Activity › Forums › Adobe After Effects › Earth zoom in from space to street level
-
Earth zoom in from space to street level
Posted by Travis Turner on March 8, 2007 at 8:32 pmI work for a small post production company and a client wants to do a slow zoom in on the earth from space to ground level for a 30 sec spot – Ive done a couple tests with tiling google earth images but not only is this tedious but by the time i get out to the city level the resolution demands cause my computer to really drag – When this effect is done on tv, it’s usually very fast to hide the transitions but this needs to be a 20 sec slow, smooth move – can anyone offer any insight into a clever solution – or really your thoughts on any solution at all?

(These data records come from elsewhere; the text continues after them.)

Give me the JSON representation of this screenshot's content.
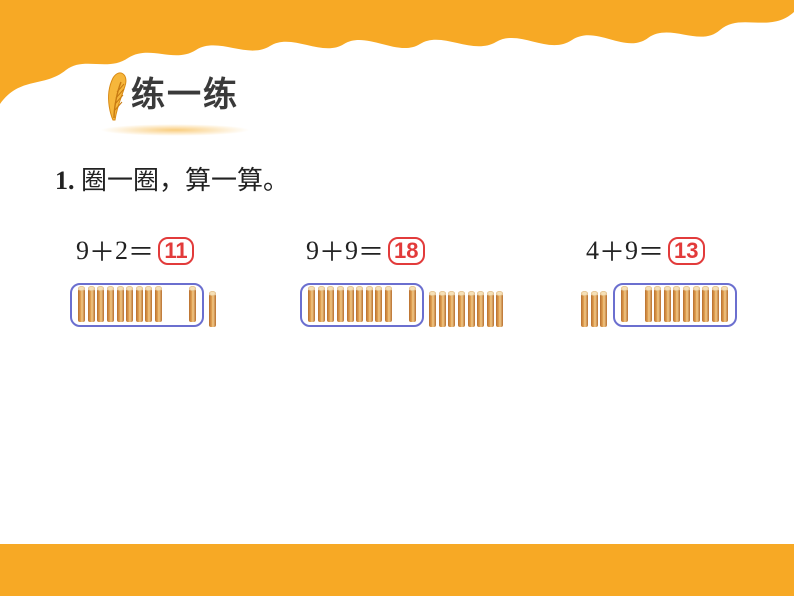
{
  "page_colors": {
    "orange": "#f7a925",
    "orange_dark": "#f59a12",
    "answer_border": "#e23b3b",
    "circle_border": "#6b6fcf",
    "text": "#222222",
    "stick_main": "#e7a95a",
    "stick_shadow": "#b86f2e"
  },
  "title": "练一练",
  "instruction": {
    "num": "1.",
    "text": " 圈一圈，算一算。"
  },
  "problems": [
    {
      "id": "p1",
      "a": 9,
      "op": "＋",
      "b": 2,
      "eq": "＝",
      "answer": 11,
      "circle": {
        "sticks_left": 9,
        "gap": "lg",
        "sticks_right": 1
      },
      "outside_after": 1
    },
    {
      "id": "p2",
      "a": 9,
      "op": "＋",
      "b": 9,
      "eq": "＝",
      "answer": 18,
      "circle": {
        "sticks_left": 9,
        "gap": "md",
        "sticks_right": 1
      },
      "outside_after": 8
    },
    {
      "id": "p3",
      "a": 4,
      "op": "＋",
      "b": 9,
      "eq": "＝",
      "answer": 13,
      "outside_before": 3,
      "circle": {
        "sticks_left": 1,
        "gap": "md",
        "sticks_right": 9
      }
    }
  ]
}
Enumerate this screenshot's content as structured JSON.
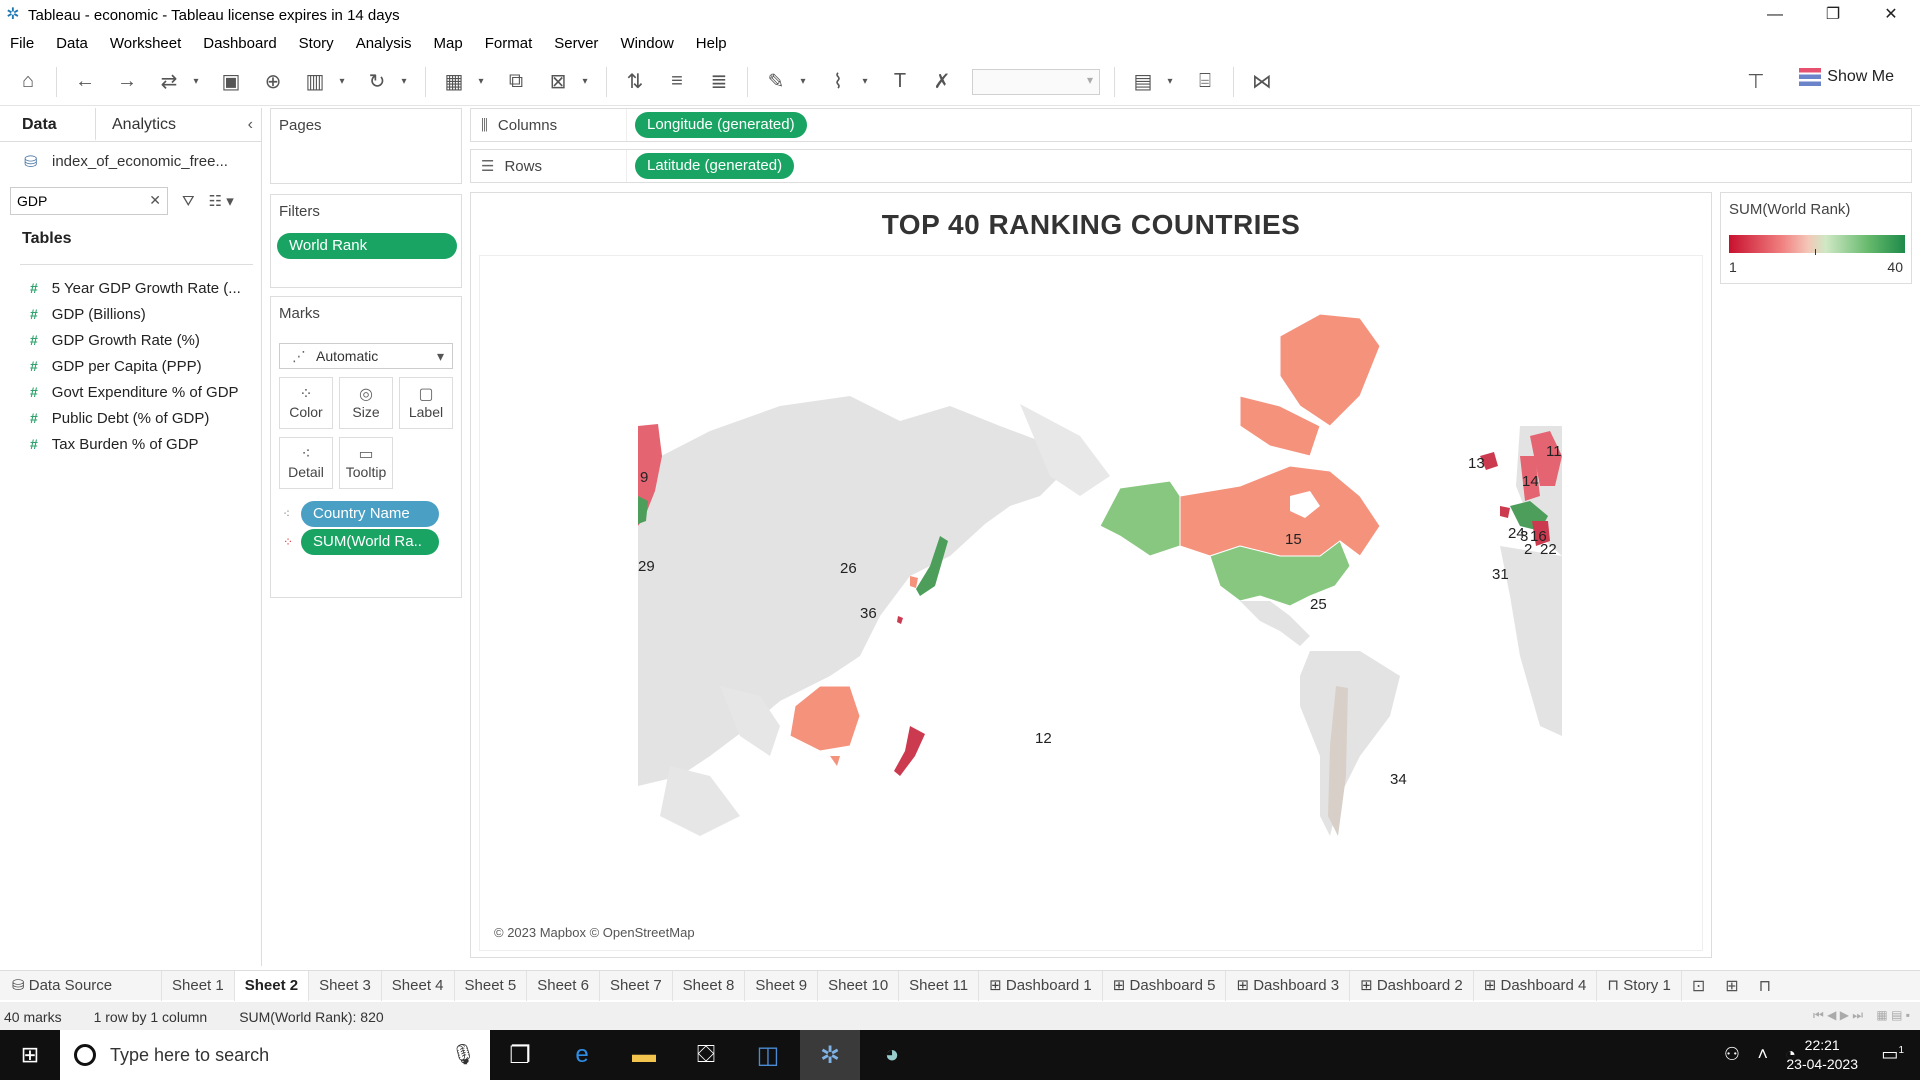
{
  "window": {
    "title": "Tableau - economic - Tableau license expires in 14 days",
    "controls": [
      "—",
      "❐",
      "✕"
    ]
  },
  "menu": [
    "File",
    "Data",
    "Worksheet",
    "Dashboard",
    "Story",
    "Analysis",
    "Map",
    "Format",
    "Server",
    "Window",
    "Help"
  ],
  "toolbar": {
    "show_me": "Show Me"
  },
  "left_pane": {
    "tabs": [
      "Data",
      "Analytics"
    ],
    "datasource": "index_of_economic_free...",
    "search_value": "GDP",
    "tables_heading": "Tables",
    "fields": [
      "5 Year GDP Growth Rate (...",
      "GDP (Billions)",
      "GDP Growth Rate (%)",
      "GDP per Capita (PPP)",
      "Govt Expenditure % of GDP",
      "Public Debt (% of GDP)",
      "Tax Burden % of GDP"
    ]
  },
  "cards": {
    "pages": "Pages",
    "filters": "Filters",
    "filter_pill": "World Rank",
    "marks": "Marks",
    "mark_type": "Automatic",
    "mark_buttons": [
      "Color",
      "Size",
      "Label",
      "Detail",
      "Tooltip"
    ],
    "mark_pills": [
      "Country Name",
      "SUM(World Ra.."
    ]
  },
  "shelves": {
    "columns_label": "Columns",
    "columns_pill": "Longitude (generated)",
    "rows_label": "Rows",
    "rows_pill": "Latitude (generated)"
  },
  "viz": {
    "title": "TOP  40 RANKING COUNTRIES",
    "attribution": "© 2023 Mapbox © OpenStreetMap",
    "labels": {
      "canada": "15",
      "usa": "25",
      "australia": "12",
      "ireland": "13",
      "scand": "11",
      "balt": "14",
      "uk": "9",
      "chile": "34",
      "korea": "26",
      "taiwan": "36",
      "misc1": "29",
      "misc2": "31",
      "eu1": "24",
      "eu2": "16",
      "eu3": "22",
      "eu4": "2",
      "eu5": "3"
    }
  },
  "legend": {
    "title": "SUM(World Rank)",
    "min": "1",
    "max": "40",
    "colors": [
      "#c8102e",
      "#f4c7b8",
      "#1e8a4a"
    ]
  },
  "sheet_tabs": {
    "data_source": "Data Source",
    "sheets": [
      "Sheet 1",
      "Sheet 2",
      "Sheet 3",
      "Sheet 4",
      "Sheet 5",
      "Sheet 6",
      "Sheet 7",
      "Sheet 8",
      "Sheet 9",
      "Sheet 10",
      "Sheet 11"
    ],
    "dashboards": [
      "Dashboard 1",
      "Dashboard 5",
      "Dashboard 3",
      "Dashboard 2",
      "Dashboard 4"
    ],
    "story": "Story 1"
  },
  "status": {
    "marks": "40 marks",
    "dims": "1 row by 1 column",
    "sum": "SUM(World Rank): 820"
  },
  "taskbar": {
    "search_placeholder": "Type here to search",
    "time": "22:21",
    "date": "23-04-2023",
    "notif": "1"
  }
}
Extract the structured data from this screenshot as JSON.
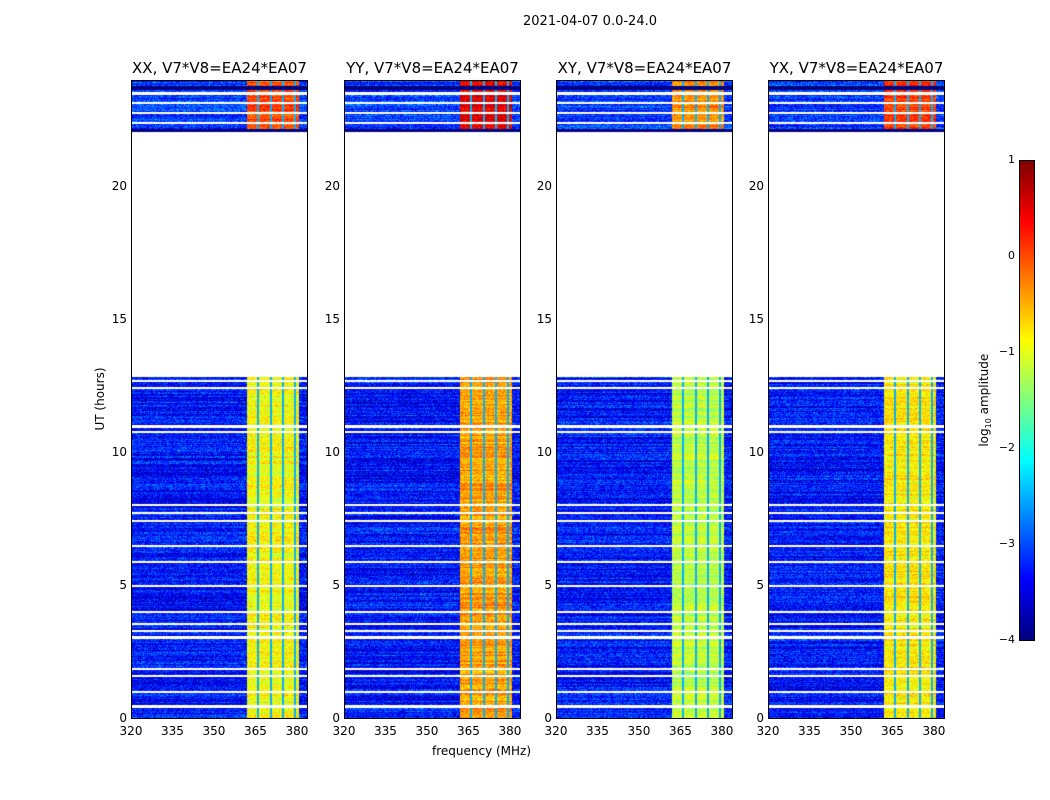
{
  "suptitle": "2021-04-07 0.0-24.0",
  "chart_data": {
    "type": "heatmap",
    "title": "2021-04-07 0.0-24.0",
    "xlabel": "frequency (MHz)",
    "ylabel": "UT (hours)",
    "xlim": [
      320,
      384
    ],
    "ylim": [
      0,
      24
    ],
    "xticks": [
      "320",
      "335",
      "350",
      "365",
      "380"
    ],
    "yticks": [
      "0",
      "5",
      "10",
      "15",
      "20"
    ],
    "panels": [
      {
        "title": "XX, V7*V8=EA24*EA07",
        "band_level": -0.9
      },
      {
        "title": "YY, V7*V8=EA24*EA07",
        "band_level": -0.4
      },
      {
        "title": "XY, V7*V8=EA24*EA07",
        "band_level": -1.2
      },
      {
        "title": "YX, V7*V8=EA24*EA07",
        "band_level": -0.8
      }
    ],
    "background_level": -3.3,
    "bright_band_mhz": [
      362,
      381
    ],
    "band_gaps_mhz": [
      366,
      370.5,
      375,
      379.5
    ],
    "data_time_ranges_hours": [
      [
        0,
        12.85
      ],
      [
        22.1,
        24
      ]
    ],
    "flagged_times_hours": [
      0.45,
      1.0,
      1.6,
      1.85,
      3.05,
      3.3,
      3.55,
      4.0,
      5.0,
      5.9,
      6.5,
      7.45,
      7.75,
      8.05,
      10.8,
      11.0,
      12.45,
      12.7,
      22.45,
      22.8,
      23.2,
      23.55
    ],
    "colorbar": {
      "label": "log10 amplitude",
      "range": [
        -4,
        1
      ],
      "ticks": [
        "1",
        "0",
        "−1",
        "−2",
        "−3",
        "−4"
      ],
      "colormap": "jet"
    }
  }
}
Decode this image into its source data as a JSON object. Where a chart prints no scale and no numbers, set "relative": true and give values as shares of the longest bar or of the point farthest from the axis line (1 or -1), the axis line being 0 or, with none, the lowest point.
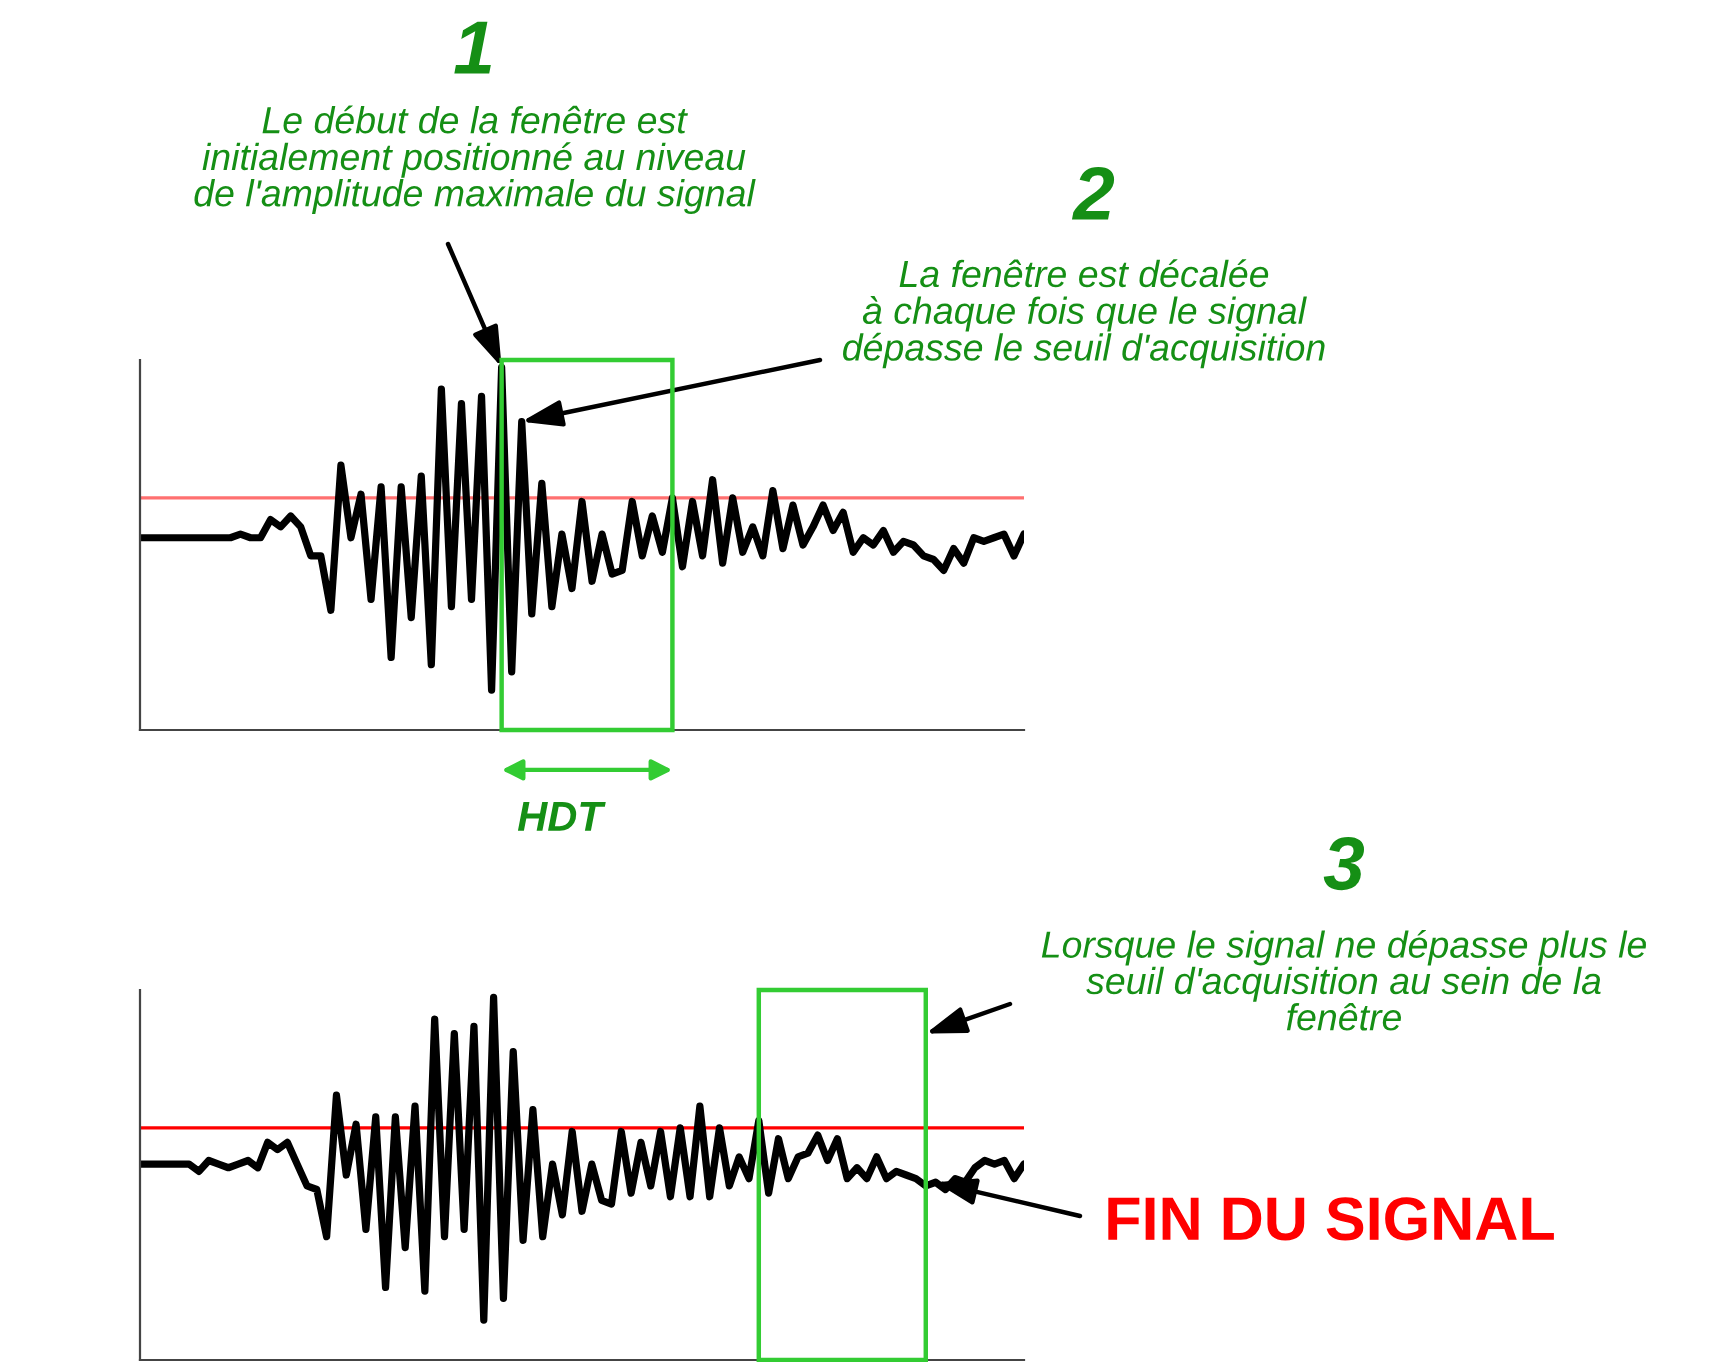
{
  "chart_data": [
    {
      "type": "line",
      "relative": true,
      "categories": [
        null,
        null,
        null,
        null,
        null,
        null,
        null,
        null,
        null,
        null,
        null,
        null,
        null,
        null,
        null,
        null,
        null,
        null,
        null,
        null,
        null,
        null,
        null,
        null,
        null,
        null,
        null,
        null,
        null,
        null,
        null,
        null,
        null,
        null,
        null,
        null,
        null,
        null,
        null,
        null,
        null,
        null,
        null,
        null,
        null,
        null,
        null,
        null,
        null,
        null,
        null,
        null,
        null,
        null,
        null,
        null,
        null,
        null,
        null,
        null,
        null,
        null,
        null,
        null,
        null,
        null,
        null,
        null,
        null,
        null,
        null,
        null,
        null,
        null,
        null,
        null,
        null,
        null,
        null,
        null,
        null,
        null,
        null,
        null,
        null,
        null,
        null,
        null,
        null
      ],
      "marker": "none",
      "line_style": "solid",
      "series": [
        {
          "color": "#000000",
          "values": [
            0.53,
            0.53,
            0.53,
            0.53,
            0.53,
            0.53,
            0.53,
            0.53,
            0.53,
            0.53,
            0.54,
            0.53,
            0.53,
            0.58,
            0.56,
            0.59,
            0.56,
            0.48,
            0.48,
            0.33,
            0.73,
            0.53,
            0.65,
            0.36,
            0.67,
            0.2,
            0.67,
            0.31,
            0.7,
            0.18,
            0.94,
            0.34,
            0.9,
            0.36,
            0.92,
            0.11,
            1.0,
            0.16,
            0.85,
            0.32,
            0.68,
            0.34,
            0.54,
            0.39,
            0.63,
            0.41,
            0.54,
            0.43,
            0.44,
            0.63,
            0.48,
            0.59,
            0.49,
            0.64,
            0.45,
            0.63,
            0.48,
            0.69,
            0.46,
            0.64,
            0.49,
            0.56,
            0.48,
            0.66,
            0.5,
            0.62,
            0.51,
            0.56,
            0.62,
            0.55,
            0.6,
            0.49,
            0.53,
            0.51,
            0.55,
            0.49,
            0.52,
            0.51,
            0.48,
            0.47,
            0.44,
            0.5,
            0.46,
            0.53,
            0.52,
            0.53,
            0.54,
            0.48,
            0.54
          ]
        }
      ],
      "ref_lines": [
        {
          "axis": "y",
          "value": 0.64,
          "color": "#ff7070"
        }
      ],
      "annotations": [
        "1",
        "Le début de la fenêtre est\ninitialement positionné au niveau\nde l'amplitude maximale du signal",
        "2",
        "La fenêtre est décalée\nà chaque fois que le signal\ndépasse le seuil d'acquisition",
        "HDT"
      ]
    },
    {
      "type": "line",
      "relative": true,
      "categories": [
        null,
        null,
        null,
        null,
        null,
        null,
        null,
        null,
        null,
        null,
        null,
        null,
        null,
        null,
        null,
        null,
        null,
        null,
        null,
        null,
        null,
        null,
        null,
        null,
        null,
        null,
        null,
        null,
        null,
        null,
        null,
        null,
        null,
        null,
        null,
        null,
        null,
        null,
        null,
        null,
        null,
        null,
        null,
        null,
        null,
        null,
        null,
        null,
        null,
        null,
        null,
        null,
        null,
        null,
        null,
        null,
        null,
        null,
        null,
        null,
        null,
        null,
        null,
        null,
        null,
        null,
        null,
        null,
        null,
        null,
        null,
        null,
        null,
        null,
        null,
        null,
        null,
        null,
        null,
        null,
        null,
        null,
        null,
        null,
        null,
        null,
        null,
        null,
        null,
        null,
        null
      ],
      "marker": "none",
      "line_style": "solid",
      "series": [
        {
          "color": "#000000",
          "values": [
            0.54,
            0.54,
            0.54,
            0.54,
            0.54,
            0.54,
            0.52,
            0.55,
            0.54,
            0.53,
            0.54,
            0.55,
            0.53,
            0.6,
            0.58,
            0.6,
            0.54,
            0.48,
            0.47,
            0.34,
            0.73,
            0.51,
            0.65,
            0.36,
            0.67,
            0.2,
            0.67,
            0.31,
            0.7,
            0.19,
            0.94,
            0.34,
            0.9,
            0.36,
            0.92,
            0.11,
            1.0,
            0.17,
            0.85,
            0.33,
            0.69,
            0.34,
            0.54,
            0.4,
            0.63,
            0.41,
            0.54,
            0.44,
            0.43,
            0.63,
            0.46,
            0.6,
            0.48,
            0.63,
            0.45,
            0.64,
            0.45,
            0.7,
            0.45,
            0.64,
            0.48,
            0.56,
            0.5,
            0.66,
            0.46,
            0.61,
            0.5,
            0.56,
            0.57,
            0.62,
            0.55,
            0.61,
            0.5,
            0.53,
            0.5,
            0.56,
            0.5,
            0.52,
            0.51,
            0.5,
            0.48,
            0.49,
            0.47,
            0.5,
            0.49,
            0.53,
            0.55,
            0.54,
            0.55,
            0.5,
            0.54
          ]
        }
      ],
      "ref_lines": [
        {
          "axis": "y",
          "value": 0.64,
          "color": "#ff0000"
        }
      ],
      "annotations": [
        "3",
        "Lorsque le signal ne dépasse plus le\nseuil d'acquisition au sein de la\nfenêtre",
        "FIN DU SIGNAL"
      ]
    }
  ]
}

David Bogie replied 19 years, 2 months ago 4 Members · 5 Replies -
5 Replies
-
Kevin Camp
March 8, 2007 at 8:48 pmthis was actually just discussed in the basics forum here:
https://forums.creativecow.net/readpost/202/875152?pview=t#head
but i think your right about the slowness of the move. you may be able to use the method described in the previous post but with more layers. you also could try one of the non-free versions of google earth or find/pay someone with curious maps, new versions can use images from microsoft live (google maps rival) for satellite imagery.
Kevin Camp
Designer – KCPQ, KMYQ & KRCW -
Mylenium
March 8, 2007 at 9:02 pmYou know that you are commiting a criminal act by infringing their conditions for use, do you? That aside, most likely you simply need a few good aerial shots to work with in the finer zoom levels (along with properly licensed satellite imagery for the farther out parts) and those don’t come for free. Other than that there’s no general recipe. You will definitely have to make some corrective warping/ morphing part of your plan to line up items from different resolutions. Because of the polar distortion of the images along with lens distortion you will always experience jumps and “swimming” of one or the other item. The only tool that would be able to do this in an acceptable manner is of course RE:Flex and it’s not cheap as is the imagery. So unless our client is really willing to pay a lot of money, I’d try to convince him that all this is a bad idea. An alternative would be to approach this on a more abstract level and make use of tools such as Courious Worldmaps.
Mylenium
[Pour Myl
-
Travis Turner
March 8, 2007 at 9:30 pmThanks for the feedback – I’m aware google earth is copyrighted , but I needed a way to test out the theory just to see how plausible it was – satellite imagery will be another cost passed on to the client – sounds like my approach was the right one although it will still be a bit of a nightmare and like you said Mylenium – very expensive for the client so I’ll try and sell the producers on a lower cost alternative – and out of curiosity – how is Curious Worldmaps more abstract? I was under the impression that they pulled satellite images on the fly – so that program would almost be a perfect solution for this problem, although a cost prohibitive one –
thanks guys -
Mylenium
March 9, 2007 at 9:42 am[travist] “how is Curious Worldmaps more abstract? I was under the impression that they pulled satellite images on the fly – so that program would almost be a perfect solution for this problem, although a cost prohibitive one -“
No, for the most part not. It is fully database-based, meaning that each part of it is defined as a separate tile/ element that is assembled on the fly, e.g a tile contains all the roads on one layer, the height info on another, borders on another etc.. Based on the rules you define for the coloring and look, it will then be assembled as needed. The parts themselves are elaborately prepared very much like e.g. the USGS prepares it’s data, meaning that most surface points primarily exist as an abstract coordinate point with associated info. It is possible to overlay satellite imagery, though, but usually it looks better without it as the sattellite photos often have a lower resolution then the database. I didn’t mean that you need to get a license of the product yourself, but if you are living in an area with a halfway large city and associated TV station, there is a good chance you can find a service facility associated with the TV station that have one and you could ask them to create a fly-in for you… It would definitely be cheaper than the days you would spend yourself on trying to bring together other stuff from different sources.
Mylenium
[Pour Myl
-
David Bogie
March 9, 2007 at 6:11 pmI haven’t read the other Basics thread but we’ve always inserted a cloud or fog layer to help hide drastic steps in the flight path. You have to be careful not disrupt the illusion, just takes some practice and tweaking of the cloud fractals. We have also resorted to an image of an airplane (or balloon, bird, winged monkey, ite) flying in front of the camera to mask a transition.
bogiesan
This is my standard sigfile so do not take it personally: “For crying out loud, read the freakin’ manual.”